3 Beschluss C(2020) 5414 final über die staatliche Beihilfe SA.57659 (2020/N) – Spanien COVID-19 – Rekapitalisierungsfonds.

4 In seinem Urteil vom 17. Februar 2021, Ryanair/Kommission, T-238/20, hat das Gericht in ähnlicher Weise die Rechtmäßigkeit einer Beihilferegelung geprüft, die Schweden als Reaktion auf die Auswirkungen der Covid-19-Pandemie auf den schwedischen Luftverkehrsmarkt erlassen hatte (vgl. Pressemitteilung Nr. 16/21). In seinem Urteil vom 14. April 2021, Ryanair/Kommission (Finnair I; Covid-19), T-388/20, hat das Gericht außerdem auf der Grundlage von Art. 107 Abs. 3 Buchst. b AEUV eine von Finnland im Rahmen der Covid-19-Pandemie erlassene Einzelbeihilfemaßnahme geprüft (vgl. Pressemitteilung Nr. 53/21).
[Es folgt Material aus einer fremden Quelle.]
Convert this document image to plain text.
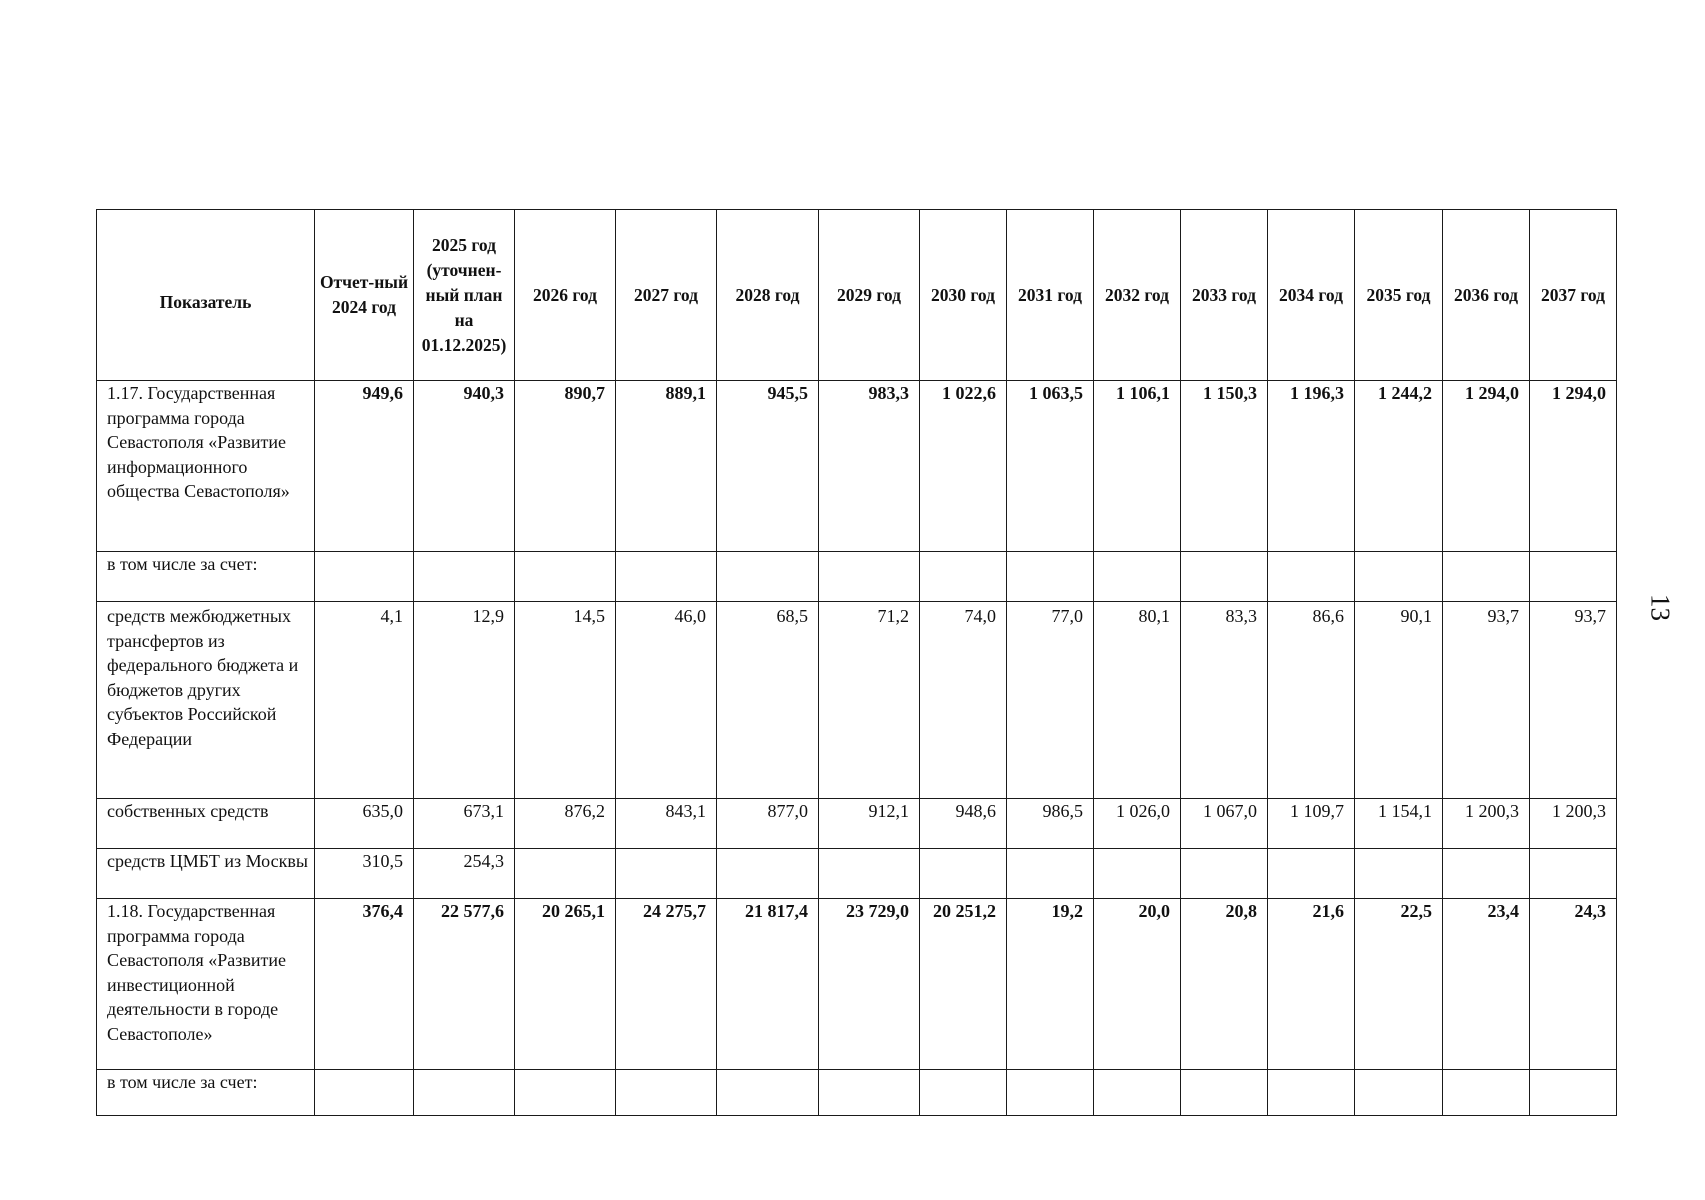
Показатель	Отчет-ный 2024 год	2025 год (уточнен-ный план на 01.12.2025)	2026 год	2027 год	2028 год	2029 год	2030 год	2031 год	2032 год	2033 год	2034 год	2035 год	2036 год	2037 год
1.17. Государственная программа города Севастополя «Развитие информационного общества Севастополя»	949,6	940,3	890,7	889,1	945,5	983,3	1 022,6	1 063,5	1 106,1	1 150,3	1 196,3	1 244,2	1 294,0	1 294,0
в том числе за счет:														
средств межбюджетных трансфертов из федерального бюджета и бюджетов других субъектов Российской Федерации	4,1	12,9	14,5	46,0	68,5	71,2	74,0	77,0	80,1	83,3	86,6	90,1	93,7	93,7
собственных средств	635,0	673,1	876,2	843,1	877,0	912,1	948,6	986,5	1 026,0	1 067,0	1 109,7	1 154,1	1 200,3	1 200,3
средств ЦМБТ из Москвы	310,5	254,3												
1.18. Государственная программа города Севастополя «Развитие инвестиционной деятельности в городе Севастополе»	376,4	22 577,6	20 265,1	24 275,7	21 817,4	23 729,0	20 251,2	19,2	20,0	20,8	21,6	22,5	23,4	24,3
в том числе за счет:														
13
5 Nach Art. 1 Buchst. d der Verordnung (EU) 2015/1589 des Rates vom 13. Juli 2015 über besondere Vorschriften für die Anwendung von Artikel 108 [AEUV] (ABl. 2015, L 248, S. 9) versteht man unter einer Beihilferegelung „eine Regelung, wonach Unternehmen, die in der Regelung in einer allgemeinen und abstrakten Weise definiert werden, ohne nähere Durchführungsmaßnahmen Einzelbeihilfen gewährt werden können, beziehungsweise eine Regelung, wonach einem oder mehreren Unternehmen nicht an ein bestimmtes Vorhaben gebundene Beihilfen für unbestimmte Zeit und/oder in unbestimmter Höhe gewährt werden können“.

6 Es handelt sich u. a. um Transparenz- und Rechenschaftspflichten gegenüber den nationalen Behörden in Bezug auf die Verwendung der betreffenden Beihilfe sowie um das Verbot, solange die Beihilfe nicht teilweise oder vollständig zurückgezahlt wurde, übermäßige Risiken einzugehen oder eine durch die Beihilfe finanzierte aggressive Geschäftspolitik zu betreiben, bestimmte Zusammenschlüsse vorzunehmen und Dividenden auszuschütten.

7 Verordnung (EG) Nr. 1008/2008 des Europäischen Parlaments und des Rates vom 24. September 2008 über gemeinsame Vorschriften für die Durchführung von Luftverkehrsdiensten in der Gemeinschaft (ABl. 2008, L 293, S. 3).

8 Insbesondere der Real Decreto-ley 25/2020, de medidas urgentes para apoyar la reactivación económica y el empleo, vom 3. Juli (BOE Nr. 185 vom 6. Juli 2020) und der Acuerdo del Consejo de Ministros sobre el funcionamiento del Fondo de Apoyo a la Solvencia de las Empresas Estratégicas (Orden PCM/679/2020 vom 23. Juli 2020) (BOE Nr. 201 vom 24. Juli 2020).